2. Vectors and operations with vectors.
3. Basic analytic geometry in the plane.
4. Basic analytic geometry in the space (optional).
5. Trigonometric functions and relations.
Bibliography
• Online mathematics school
http://onlinemschool.com/math/library/vector/
• Online mathematics school http://onlinemschool.com/math/library/analytic_geometry/
• Csaba Vincze, Laszlo Kozma. College Geometry. http://www.freebookcentre.net/maths-books -download/College-Geometry.html
Assessment methods
Written tests consisting of a series of problems.
Academic year: 2025-26
Course: Algebra and probability
Credits: 3
Period: Second semester
Number of hours: 24
Language of instruction: English
Language of instruction: English
Learning outcomes/ Knowledge
Ruffini’s Theorem. And consequences. Sturm’s Theorem and consequences.
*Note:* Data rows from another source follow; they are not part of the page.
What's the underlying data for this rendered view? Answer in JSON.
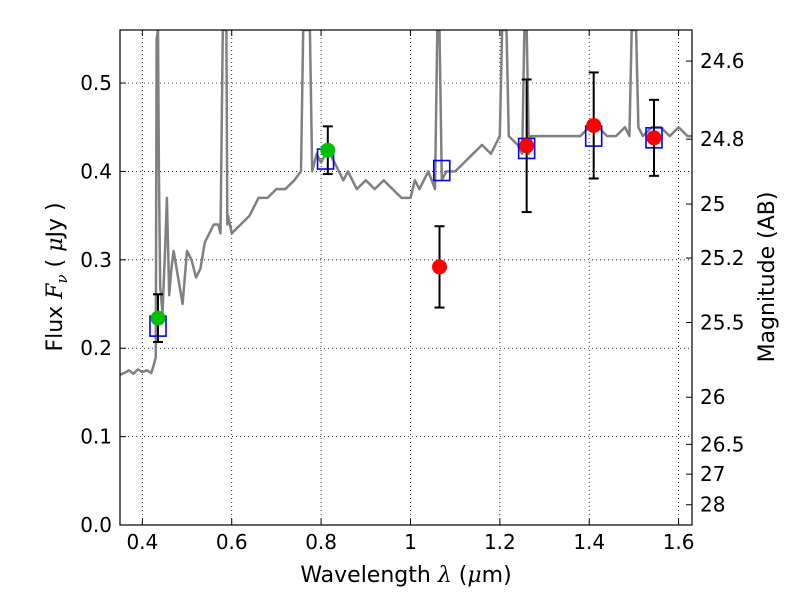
{
  "chart_data": {
    "type": "scatter",
    "xlabel": {
      "prefix": "Wavelength  ",
      "var": "λ",
      "units_open": " (",
      "mu": "μ",
      "units_close": "m)"
    },
    "ylabel": {
      "prefix": "Flux  ",
      "var": "F",
      "sub": "ν",
      "units_open": "  ( ",
      "mu": "μ",
      "units_close": "Jy )"
    },
    "y2label": "Magnitude (AB)",
    "xlim": [
      0.35,
      1.63
    ],
    "ylim": [
      0.0,
      0.56
    ],
    "grid": true,
    "x_ticks": [
      0.4,
      0.6,
      0.8,
      1.0,
      1.2,
      1.4,
      1.6
    ],
    "x_tick_labels": [
      "0.4",
      "0.6",
      "0.8",
      "1",
      "1.2",
      "1.4",
      "1.6"
    ],
    "y_ticks": [
      0.0,
      0.1,
      0.2,
      0.3,
      0.4,
      0.5
    ],
    "y_tick_labels": [
      "0.0",
      "0.1",
      "0.2",
      "0.3",
      "0.4",
      "0.5"
    ],
    "y2_ticks": [
      24.6,
      24.8,
      25,
      25.2,
      25.5,
      26,
      26.5,
      27,
      28
    ],
    "y2_tick_labels": [
      "24.6",
      "24.8",
      "25",
      "25.2",
      "25.5",
      "26",
      "26.5",
      "27",
      "28"
    ],
    "series": [
      {
        "kind": "model_spectrum",
        "color": "#808080",
        "x": [
          0.35,
          0.36,
          0.37,
          0.38,
          0.39,
          0.4,
          0.41,
          0.42,
          0.425,
          0.43,
          0.432,
          0.435,
          0.437,
          0.44,
          0.445,
          0.45,
          0.455,
          0.46,
          0.465,
          0.47,
          0.48,
          0.49,
          0.5,
          0.51,
          0.52,
          0.53,
          0.54,
          0.55,
          0.56,
          0.57,
          0.575,
          0.58,
          0.585,
          0.586,
          0.588,
          0.59,
          0.592,
          0.6,
          0.62,
          0.64,
          0.66,
          0.68,
          0.7,
          0.72,
          0.74,
          0.755,
          0.76,
          0.765,
          0.768,
          0.772,
          0.775,
          0.78,
          0.785,
          0.79,
          0.8,
          0.81,
          0.82,
          0.83,
          0.84,
          0.85,
          0.86,
          0.88,
          0.9,
          0.92,
          0.94,
          0.96,
          0.98,
          1.0,
          1.01,
          1.02,
          1.04,
          1.055,
          1.06,
          1.065,
          1.07,
          1.08,
          1.1,
          1.12,
          1.14,
          1.16,
          1.18,
          1.2,
          1.205,
          1.21,
          1.215,
          1.22,
          1.24,
          1.25,
          1.255,
          1.26,
          1.265,
          1.27,
          1.28,
          1.3,
          1.32,
          1.34,
          1.36,
          1.38,
          1.4,
          1.42,
          1.44,
          1.46,
          1.48,
          1.49,
          1.495,
          1.5,
          1.505,
          1.51,
          1.52,
          1.54,
          1.56,
          1.58,
          1.6,
          1.62,
          1.63
        ],
        "y": [
          0.17,
          0.172,
          0.175,
          0.171,
          0.176,
          0.173,
          0.175,
          0.172,
          0.18,
          0.19,
          0.55,
          0.56,
          0.4,
          0.27,
          0.24,
          0.3,
          0.37,
          0.26,
          0.29,
          0.31,
          0.28,
          0.25,
          0.31,
          0.3,
          0.28,
          0.29,
          0.32,
          0.33,
          0.34,
          0.34,
          0.33,
          0.56,
          0.56,
          0.56,
          0.56,
          0.34,
          0.35,
          0.33,
          0.34,
          0.35,
          0.37,
          0.37,
          0.38,
          0.38,
          0.39,
          0.4,
          0.56,
          0.56,
          0.56,
          0.56,
          0.56,
          0.4,
          0.41,
          0.42,
          0.41,
          0.42,
          0.42,
          0.41,
          0.4,
          0.39,
          0.4,
          0.38,
          0.39,
          0.38,
          0.39,
          0.38,
          0.37,
          0.37,
          0.39,
          0.38,
          0.4,
          0.38,
          0.56,
          0.56,
          0.39,
          0.4,
          0.4,
          0.41,
          0.42,
          0.43,
          0.42,
          0.44,
          0.56,
          0.56,
          0.56,
          0.44,
          0.43,
          0.42,
          0.56,
          0.56,
          0.42,
          0.44,
          0.44,
          0.44,
          0.44,
          0.44,
          0.44,
          0.44,
          0.45,
          0.45,
          0.44,
          0.44,
          0.45,
          0.44,
          0.56,
          0.56,
          0.56,
          0.45,
          0.44,
          0.45,
          0.45,
          0.44,
          0.45,
          0.44,
          0.44
        ]
      },
      {
        "kind": "model_photometry",
        "marker": "open-square",
        "color": "#0000ff",
        "x": [
          0.435,
          0.81,
          1.07,
          1.26,
          1.41,
          1.545
        ],
        "y": [
          0.225,
          0.414,
          0.401,
          0.426,
          0.44,
          0.438
        ]
      },
      {
        "kind": "observed_optical",
        "marker": "circle",
        "color": "#00c000",
        "x": [
          0.435,
          0.815
        ],
        "y": [
          0.234,
          0.424
        ],
        "yerr": [
          0.027,
          0.027
        ]
      },
      {
        "kind": "observed_nir",
        "marker": "circle",
        "color": "#ff0000",
        "x": [
          1.065,
          1.26,
          1.41,
          1.545
        ],
        "y": [
          0.292,
          0.429,
          0.452,
          0.438
        ],
        "yerr": [
          0.046,
          0.075,
          0.06,
          0.043
        ]
      }
    ]
  }
}
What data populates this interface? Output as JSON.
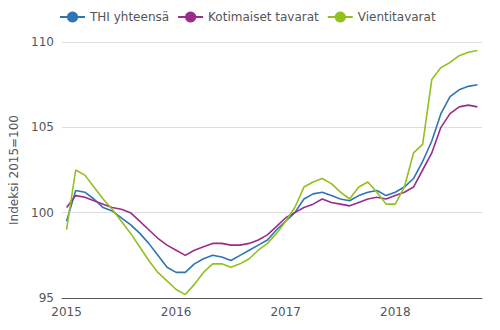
{
  "chart_data": {
    "type": "line",
    "ylabel": "Indeksi 2015=100",
    "categories": [
      "2015",
      null,
      null,
      null,
      null,
      null,
      null,
      null,
      null,
      null,
      null,
      null,
      "2016",
      null,
      null,
      null,
      null,
      null,
      null,
      null,
      null,
      null,
      null,
      null,
      "2017",
      null,
      null,
      null,
      null,
      null,
      null,
      null,
      null,
      null,
      null,
      null,
      "2018",
      null,
      null,
      null,
      null,
      null,
      null,
      null,
      null,
      null
    ],
    "ylim": [
      95,
      110
    ],
    "yticks": [
      95,
      100,
      105,
      110
    ],
    "grid": true,
    "legend": "upper left",
    "series": [
      {
        "name": "THI yhteensä",
        "color": "#2E75B6",
        "values": [
          99.5,
          101.3,
          101.2,
          100.8,
          100.3,
          100.1,
          99.7,
          99.3,
          98.8,
          98.2,
          97.5,
          96.8,
          96.5,
          96.5,
          97.0,
          97.3,
          97.5,
          97.4,
          97.2,
          97.5,
          97.8,
          98.1,
          98.4,
          99.0,
          99.5,
          100.0,
          100.8,
          101.1,
          101.2,
          101.0,
          100.8,
          100.7,
          101.0,
          101.2,
          101.3,
          101.0,
          101.2,
          101.5,
          102.0,
          103.0,
          104.2,
          105.8,
          106.8,
          107.2,
          107.4,
          107.5
        ]
      },
      {
        "name": "Kotimaiset tavarat",
        "color": "#9B2C8A",
        "values": [
          100.3,
          101.0,
          100.9,
          100.7,
          100.5,
          100.3,
          100.2,
          100.0,
          99.5,
          99.0,
          98.5,
          98.1,
          97.8,
          97.5,
          97.8,
          98.0,
          98.2,
          98.2,
          98.1,
          98.1,
          98.2,
          98.4,
          98.7,
          99.2,
          99.7,
          100.0,
          100.3,
          100.5,
          100.8,
          100.6,
          100.5,
          100.4,
          100.6,
          100.8,
          100.9,
          100.8,
          101.0,
          101.2,
          101.5,
          102.5,
          103.5,
          105.0,
          105.8,
          106.2,
          106.3,
          106.2
        ]
      },
      {
        "name": "Vientitavarat",
        "color": "#92C01F",
        "values": [
          99.0,
          102.5,
          102.2,
          101.5,
          100.8,
          100.2,
          99.5,
          98.8,
          98.0,
          97.2,
          96.5,
          96.0,
          95.5,
          95.2,
          95.8,
          96.5,
          97.0,
          97.0,
          96.8,
          97.0,
          97.3,
          97.8,
          98.2,
          98.8,
          99.5,
          100.3,
          101.5,
          101.8,
          102.0,
          101.7,
          101.2,
          100.8,
          101.5,
          101.8,
          101.2,
          100.5,
          100.5,
          101.5,
          103.5,
          104.0,
          107.8,
          108.5,
          108.8,
          109.2,
          109.4,
          109.5
        ]
      }
    ]
  }
}
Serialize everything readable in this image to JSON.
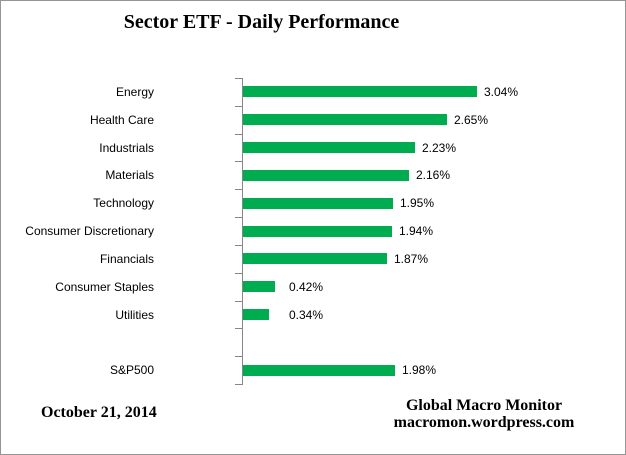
{
  "title": "Sector ETF - Daily Performance",
  "footer": {
    "date": "October 21, 2014",
    "source_line1": "Global Macro Monitor",
    "source_line2": "macromon.wordpress.com"
  },
  "chart_data": {
    "type": "bar",
    "orientation": "horizontal",
    "title": "Sector ETF - Daily Performance",
    "categories": [
      "Energy",
      "Health Care",
      "Industrials",
      "Materials",
      "Technology",
      "Consumer Discretionary",
      "Financials",
      "Consumer Staples",
      "Utilities",
      "",
      "S&P500"
    ],
    "values": [
      3.04,
      2.65,
      2.23,
      2.16,
      1.95,
      1.94,
      1.87,
      0.42,
      0.34,
      null,
      1.98
    ],
    "value_labels": [
      "3.04%",
      "2.65%",
      "2.23%",
      "2.16%",
      "1.95%",
      "1.94%",
      "1.87%",
      "0.42%",
      "0.34%",
      "",
      "1.98%"
    ],
    "xlabel": "",
    "ylabel": "",
    "xlim": [
      0,
      3.5
    ],
    "gridlines": false,
    "legend": "none",
    "data_label_position": "outside-end",
    "bar_color": "#00AC50",
    "axis_color": "#868686",
    "text_color": "#000000"
  }
}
Assessment criteria of knowledge
Periodical discussions on the described topics. In the written exam the students must demonstrate their knowledge of the course topics through answers to specific questions and the solution of problems.
Skills
Students will be able to compute the number of zeroes of a polynomial real function. Using Sturm’s Theorem the will lear how to determine intervals where the zeroes are located.
Assessment criteria of skills
Periodical exercises on the described topics. In the written exam the students must demonstrate their skills through answers to specific questions and the solution of problems.
Behaviors
The student will be encouraged to partecipate to oral discussions and to try to solve problem and exercises under the supervision of the teacher.
Prerequisites
Basic numerical and algebraic calculus. Properties of powers, operations with fractions, operations with polynomials.
Syllabus
- Polynomials, algebraic calculus, factorisation.
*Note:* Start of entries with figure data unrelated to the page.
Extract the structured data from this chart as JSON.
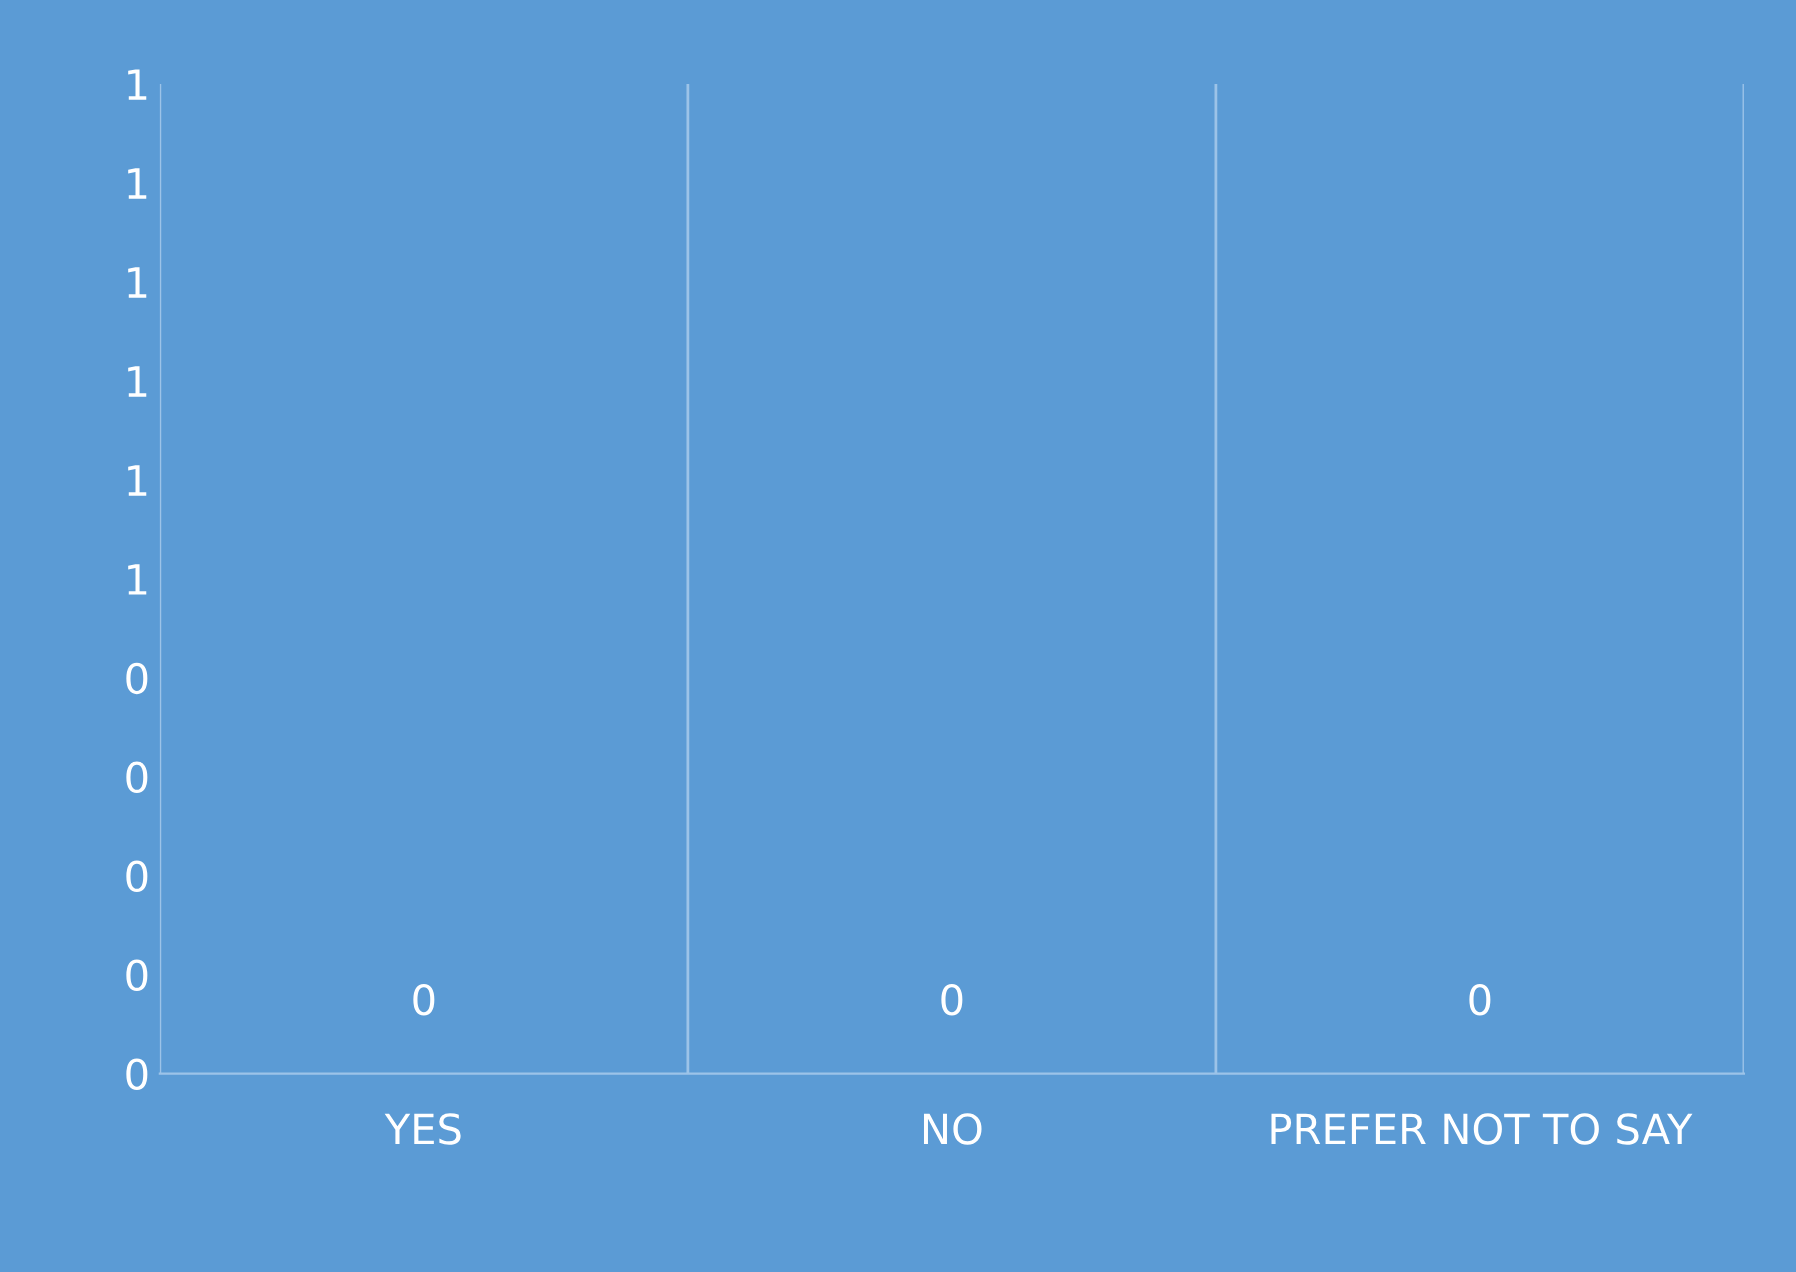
{
  "chart_data": {
    "type": "bar",
    "categories": [
      "YES",
      "NO",
      "PREFER NOT TO SAY"
    ],
    "values": [
      0,
      0,
      0
    ],
    "data_labels": true,
    "ylim": [
      0,
      1
    ],
    "yticks": [
      0,
      {
        "value": 0.1,
        "label": "0"
      },
      {
        "value": 0.2,
        "label": "0"
      },
      {
        "value": 0.3,
        "label": "0"
      },
      {
        "value": 0.4,
        "label": "0"
      },
      {
        "value": 0.5,
        "label": "1"
      },
      {
        "value": 0.6,
        "label": "1"
      },
      {
        "value": 0.7,
        "label": "1"
      },
      {
        "value": 0.8,
        "label": "1"
      },
      {
        "value": 0.9,
        "label": "1"
      },
      1
    ],
    "grid": "x"
  }
}
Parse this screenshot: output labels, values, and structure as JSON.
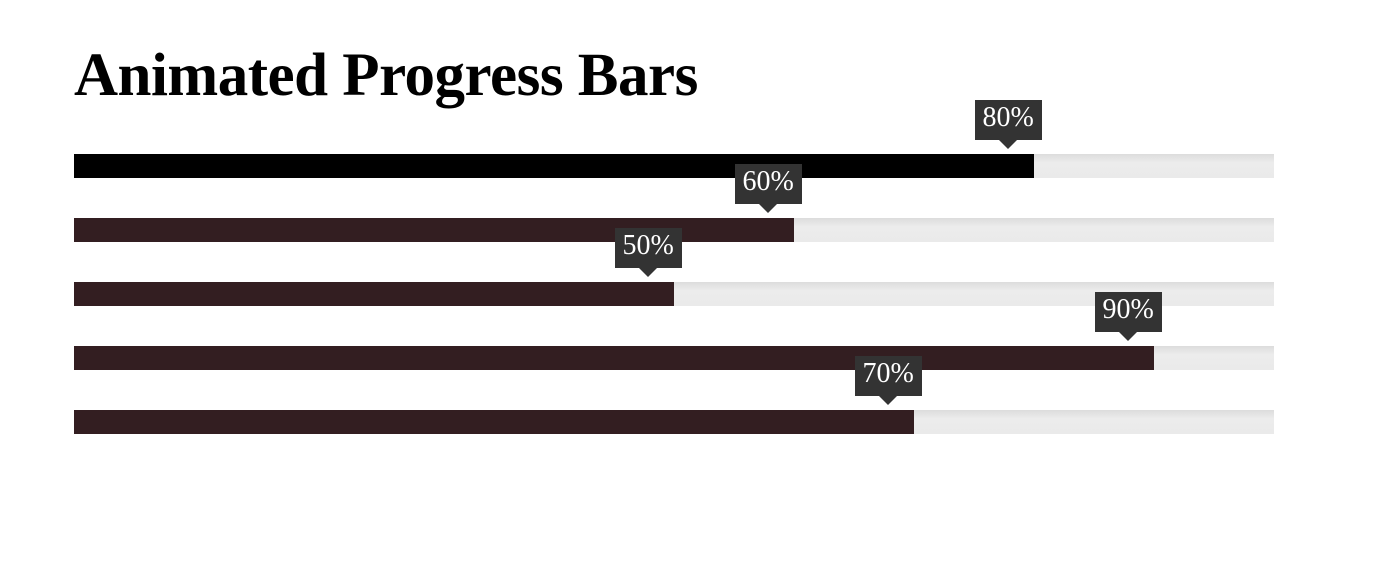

2 Computing exact polynomial roots with Ruffini’s method.
3 Computing the number of zeroes of a polynomial real function.
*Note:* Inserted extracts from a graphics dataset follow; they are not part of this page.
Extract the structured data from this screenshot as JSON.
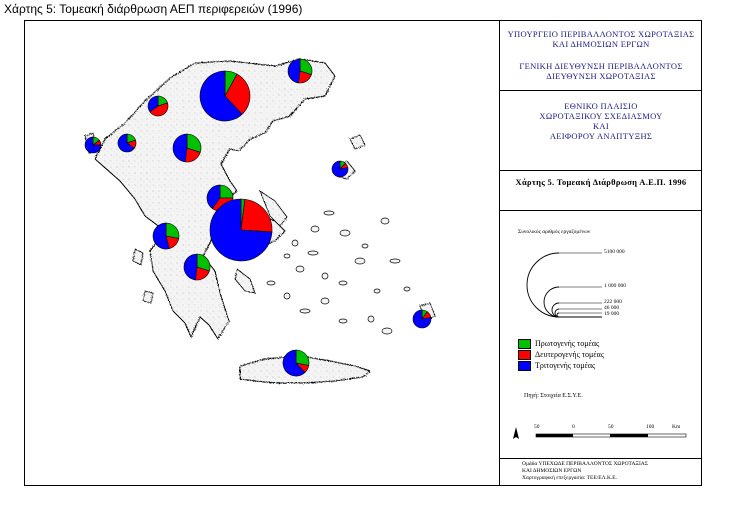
{
  "caption": "Χάρτης 5: Τομεακή διάρθρωση ΑΕΠ περιφερειών (1996)",
  "panel": {
    "ministry_line1": "ΥΠΟΥΡΓΕΙΟ ΠΕΡΙΒΑΛΛΟΝΤΟΣ ΧΩΡΟΤΑΞΙΑΣ",
    "ministry_line2": "ΚΑΙ ΔΗΜΟΣΙΩΝ ΕΡΓΩΝ",
    "directorate_line1": "ΓΕΝΙΚΗ ΔΙΕΥΘΥΝΣΗ ΠΕΡΙΒΑΛΛΟΝΤΟΣ",
    "directorate_line2": "ΔΙΕΥΘΥΝΣΗ ΧΩΡΟΤΑΞΙΑΣ",
    "framework_line1": "ΕΘΝΙΚΟ ΠΛΑΙΣΙΟ",
    "framework_line2": "ΧΩΡΟΤΑΞΙΚΟΥ ΣΧΕΔΙΑΣΜΟΥ",
    "framework_line3": "ΚΑΙ",
    "framework_line4": "ΑΕΙΦΟΡΟΥ ΑΝΑΠΤΥΞΗΣ",
    "map_title": "Χάρτης 5. Τομεακή Διάρθρωση Α.Ε.Π. 1996",
    "size_legend_title": "Συνολικός αριθμός εργαζομένων",
    "size_values": [
      "5100 000",
      "1 000 000",
      "222 000",
      "46 000",
      "19 000"
    ],
    "source": "Πηγή: Στοιχεία Ε.Σ.Υ.Ε.",
    "scale_labels": [
      "50",
      "0",
      "50",
      "100",
      "Km"
    ],
    "credit_line1": "Ομάδα ΥΠΕΧΩΔΕ ΠΕΡΙΒΑΛΛΟΝΤΟΣ ΧΩΡΟΤΑΞΙΑΣ",
    "credit_line2": "ΚΑΙ ΔΗΜΟΣΙΩΝ ΕΡΓΩΝ",
    "credit_line3": "Χαρτογραφική επεξεργασία: ΤΕΕ/ΕΛ.Κ.Ε."
  },
  "legend": [
    {
      "label": "Πρωτογενής τομέας",
      "color": "#00c000"
    },
    {
      "label": "Δευτερογενής τομέας",
      "color": "#ff0000"
    },
    {
      "label": "Τριτογενής τομέας",
      "color": "#0000ff"
    }
  ],
  "colors": {
    "primary": "#00c000",
    "secondary": "#ff0000",
    "tertiary": "#0000ff",
    "land_fill": "#f4f4f4",
    "shade": "#cfcfcf"
  },
  "chart_data": {
    "type": "pie",
    "series_names": [
      "Πρωτογενής τομέας",
      "Δευτερογενής τομέας",
      "Τριτογενής τομέας"
    ],
    "regions": [
      {
        "id": "central-macedonia",
        "shares": [
          0.08,
          0.3,
          0.62
        ]
      },
      {
        "id": "east-macedonia-thrace",
        "shares": [
          0.3,
          0.22,
          0.48
        ]
      },
      {
        "id": "west-macedonia",
        "shares": [
          0.2,
          0.45,
          0.35
        ]
      },
      {
        "id": "epirus",
        "shares": [
          0.2,
          0.15,
          0.65
        ]
      },
      {
        "id": "corfu-ionian",
        "shares": [
          0.15,
          0.1,
          0.75
        ]
      },
      {
        "id": "thessaly",
        "shares": [
          0.3,
          0.22,
          0.48
        ]
      },
      {
        "id": "central-greece",
        "shares": [
          0.25,
          0.35,
          0.4
        ]
      },
      {
        "id": "attica",
        "shares": [
          0.02,
          0.24,
          0.74
        ]
      },
      {
        "id": "western-greece",
        "shares": [
          0.28,
          0.18,
          0.54
        ]
      },
      {
        "id": "peloponnese",
        "shares": [
          0.3,
          0.22,
          0.48
        ]
      },
      {
        "id": "north-aegean",
        "shares": [
          0.12,
          0.1,
          0.78
        ]
      },
      {
        "id": "south-aegean",
        "shares": [
          0.1,
          0.12,
          0.78
        ]
      },
      {
        "id": "crete",
        "shares": [
          0.28,
          0.1,
          0.62
        ]
      }
    ]
  }
}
4 Isolating roots via the interval method.
Bibliography
- Mathematics for the international student 10E MYP (Extended), Hease M., Hease R., Hease S., Kemp, Vollmar.
- Mathematics for the international student 6 MYP 1, Vollmar, Hease M., Hease R., Hease S., Humphries.
- High School Math Contests: online resources.
- Zanichelli: Test your skills, online resources.
- Assessment methods
Written test. The test must be passed with a score the same or higher than 18.